Este alerta não tem só a ver com a questão das horas extras ou com remunerações. Aliás, "ninguém está a dizer que não faz horas extras. A questão é que muitos já vão em 400, 600 e até mais e isto é incomportável". Por outro lado, "também não é uma questão de dinheiro, porque parte do rendimento dos médicos é sustentado com horas extras e nós estamos a dizer que queremos perder uma parte desse rendimento. O que está mesmo em causa é melhorar a especialidade e os cuidados aos nossos doentes neste hospital".
A Medicina Interna é muito mais do que o trabalho em urgência. "É a especialidade que trata os doentes mais complexos, com comorbilidades e se estamos constantemente a ser desviados das consultas, da nossa atividade em ambulatório, da formação aos médicos mais novos e até da investigação é o hospital e os doentes que perdem, porque depois é um ciclo vicioso: os doentes não têm consultas e acabam por ir mais à urgência".
Segundo explicam, o serviço de observação da urgência geral integra 36 camas, "o que já é muito para a dimensão do hospital, mas com macas esta capacidade estende-se até às 45, só que há constantemente 75 doentes. E há alturas no inverno que acolhe mais de 100 doentes em condições totalmente deploráveis para se fazer uma assistência médica em qualidade e em segurança".
Contam ainda que "a solução apresentada pelas direções clínica e da urgência, para tentar tirar doentes do serviço de observação da urgência, foi pôr macas no corredor do Serviço de Medicina Interna, o que é uma linha vermelha que não pode ser ultrapassada. Ou seja, imagine o que haver doentes a terem de ser internados numa maca num corredor com dois metros de largura, a terem de fazer ali a sua higiene, tratamentos e observações sem qualquer privacidade e sem quaisquer condições. Assim o problema não acaba".
Ao DN, os profissionais dizem que se a administração entra "num braço de ferro, todos vamos perder, sobretudo os doentes", referindo mesmo que para o SNS ruir nem é preciso não fazer mais horas extras, "basta que os médicos cumpram apenas o horário contemplado no contrato de trabalho".
Os profissionais dizem estar solidários "com todos os médicos do país que estão a participar no movimento contra as horas extras", mas que o movimento deles é de há muito e que tem a ver também com o "salvar a especialidade no hospital e dar melhor assistência aos doentes". E só querem que, quem de direito, resolva os problemas.

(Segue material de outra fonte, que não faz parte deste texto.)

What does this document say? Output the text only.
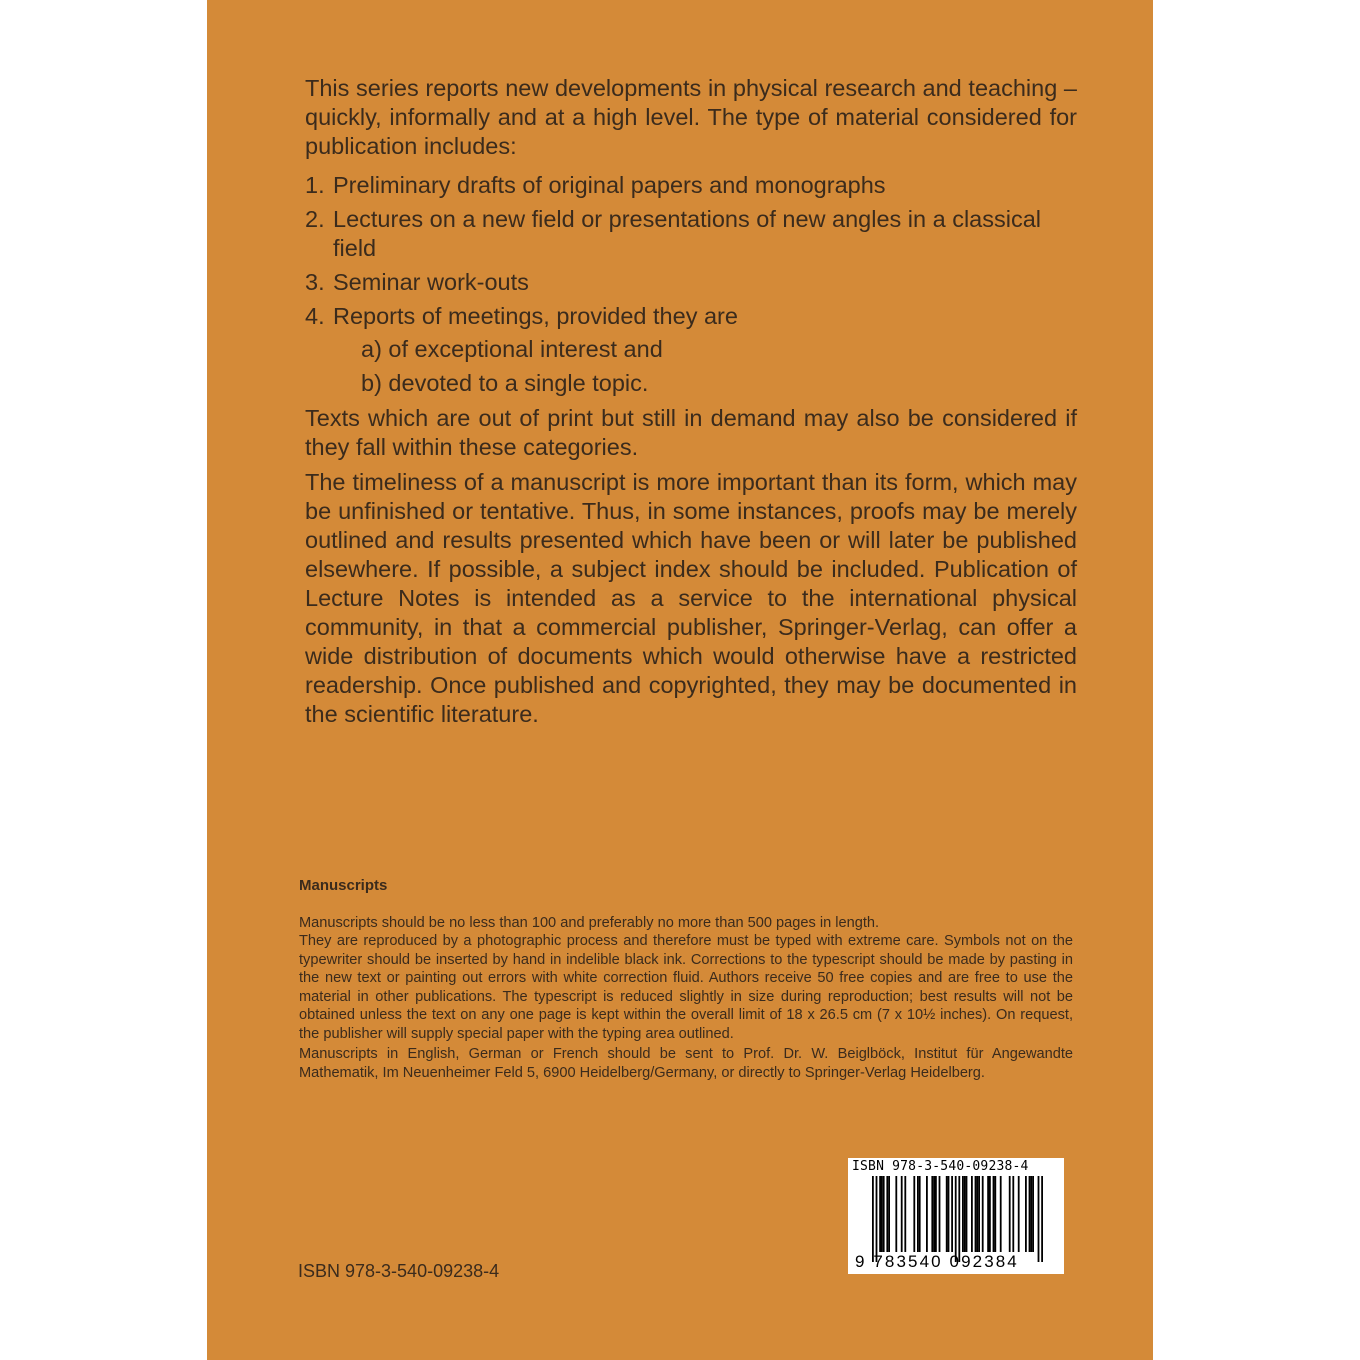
This series reports new developments in physical research and teaching – quickly, informally and at a high level. The type of material considered for publication includes:

1. Preliminary drafts of original papers and monographs
2. Lectures on a new field or presentations of new angles in a classical field
3. Seminar work-outs
4. Reports of meetings, provided they are
a) of exceptional interest and
b) devoted to a single topic.

Texts which are out of print but still in demand may also be considered if they fall within these categories.

The timeliness of a manuscript is more important than its form, which may be unfinished or tentative. Thus, in some instances, proofs may be merely outlined and results presented which have been or will later be published elsewhere. If possible, a subject index should be included. Publication of Lecture Notes is intended as a service to the international physical community, in that a commercial publisher, Springer-Verlag, can offer a wide distribution of documents which would otherwise have a restricted readership. Once published and copyrighted, they may be documented in the scientific literature.

Manuscripts

Manuscripts should be no less than 100 and preferably no more than 500 pages in length.

They are reproduced by a photographic process and therefore must be typed with extreme care. Symbols not on the typewriter should be inserted by hand in indelible black ink. Corrections to the typescript should be made by pasting in the new text or painting out errors with white correction fluid. Authors receive 50 free copies and are free to use the material in other publications. The typescript is reduced slightly in size during reproduction; best results will not be obtained unless the text on any one page is kept within the overall limit of 18 x 26.5 cm (7 x 10½ inches). On request, the publisher will supply special paper with the typing area outlined.

Manuscripts in English, German or French should be sent to Prof. Dr. W. Beiglböck, Institut für Angewandte Mathematik, Im Neuenheimer Feld 5, 6900 Heidelberg/Germany, or directly to Springer-Verlag Heidelberg.

ISBN 978-3-540-09238-4
ISBN 978-3-540-09238-4
9 783540 092384
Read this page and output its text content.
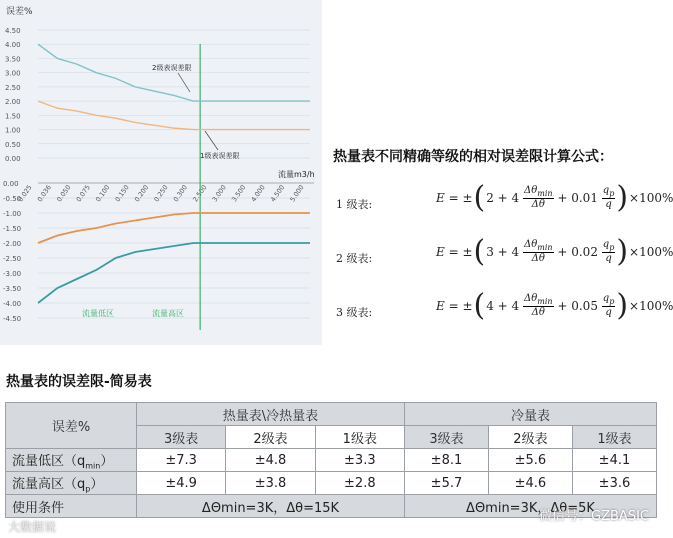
误差%
4.50
4.00
3.50
3.00
2.50
2.00
1.50
1.00
0.50
0.00
0.00
-0.50
-1.00
-1.50
-2.00
-2.50
-3.00
-3.50
-4.00
-4.50
0.025 0.036 0.050 0.075 0.100 0.150 0.200 0.250 0.300 2.500 3.000 3.500 4.000 4.500 5.000
流量m3/h
2级表误差限
1级表误差限
流量低区	流量高区
热量表不同精确等级的相对误差限计算公式：
1 级表:	E = ± ( 2 + 4 $\Delta\theta_{min}$
Δθ + 0.01
$q_p$
q ) ×100%
2 级表:	E = ± ( 3 + 4 $\Delta\theta_{min}$
Δθ + 0.02
$q_p$
q ) ×100%
3 级表:	E = ± ( 4 + 4 $\Delta\theta_{min}$
Δθ + 0.05
$q_p$
q ) ×100%
热量表的误差限-简易表
误差%	热量表\冷热量表			冷量表		
	3级表	2级表	1级表	3级表	2级表	1级表
流量低区$(q_{min})$	±7.3	±4.8	±3.3	±8.1	±5.6	±4.1
流量高区$(q_p)$	±4.9	±3.8	±2.8	±5.7	±4.6	±3.6
使用条件	ΔΘmin=3K，Δθ=15K			ΔΘmin=3K，Δθ=5K		
微信号：GZBASIC
大数据说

Na resposta ao DN, o hospital explicou ainda que "o desvio CODU prende-se com vários motivos, incluindo ausência de vagas de internamento - um problema que é estrutural no Hospital Fernando da Fonseca (HFF), atendendo ao rácio cama/número de habitantes que serve. Foi o caso de sexta-feira, em que vigorou um pedido de desvio até às 15h", justificando ainda esta situação com o facto de ter, "neste momento, mais de 100 casos sociais a seu cargo, estando cerca de 36 situações sociais a ocupar cama de internamento e os restantes casos, sob a responsabilidade financeira do hospital em ocupação no exterior da Unidade. Acresce também a resposta da RNCCI, tendo o HFF cerca de 20 casos internados (já referenciados), a ocupar cama de internamento, ou seja, um total de 56 camas ocupadas com situações que não deviam estar no Hospital, atendendo a que não representam situações agudas para tratamento e acompanhamento".
Por outro lado, reconhece algumas queixas e diz: "Lamentamos o prolongar desta situação com a Especialidade de Medicina Interna. Este Conselho de Administração tomou posse a 5 julho de 2023, mais de 6 meses após a demissão dos mesmos. A alteração da Direção do Serviço Urgência a 22 setembro do presente ano é um passo importante para a melhoria das condições de trabalho dos profissionais. Nos últimos 2 meses têm ocorrido várias reuniões com alguns elementos da Urgência e Medicina Interna para identificação de pontos de melhoria. Há problemas que são conhecidos desde há vários anos e que têm possibilidade de resolução e é nisso que estamos a trabalhar em Equipa".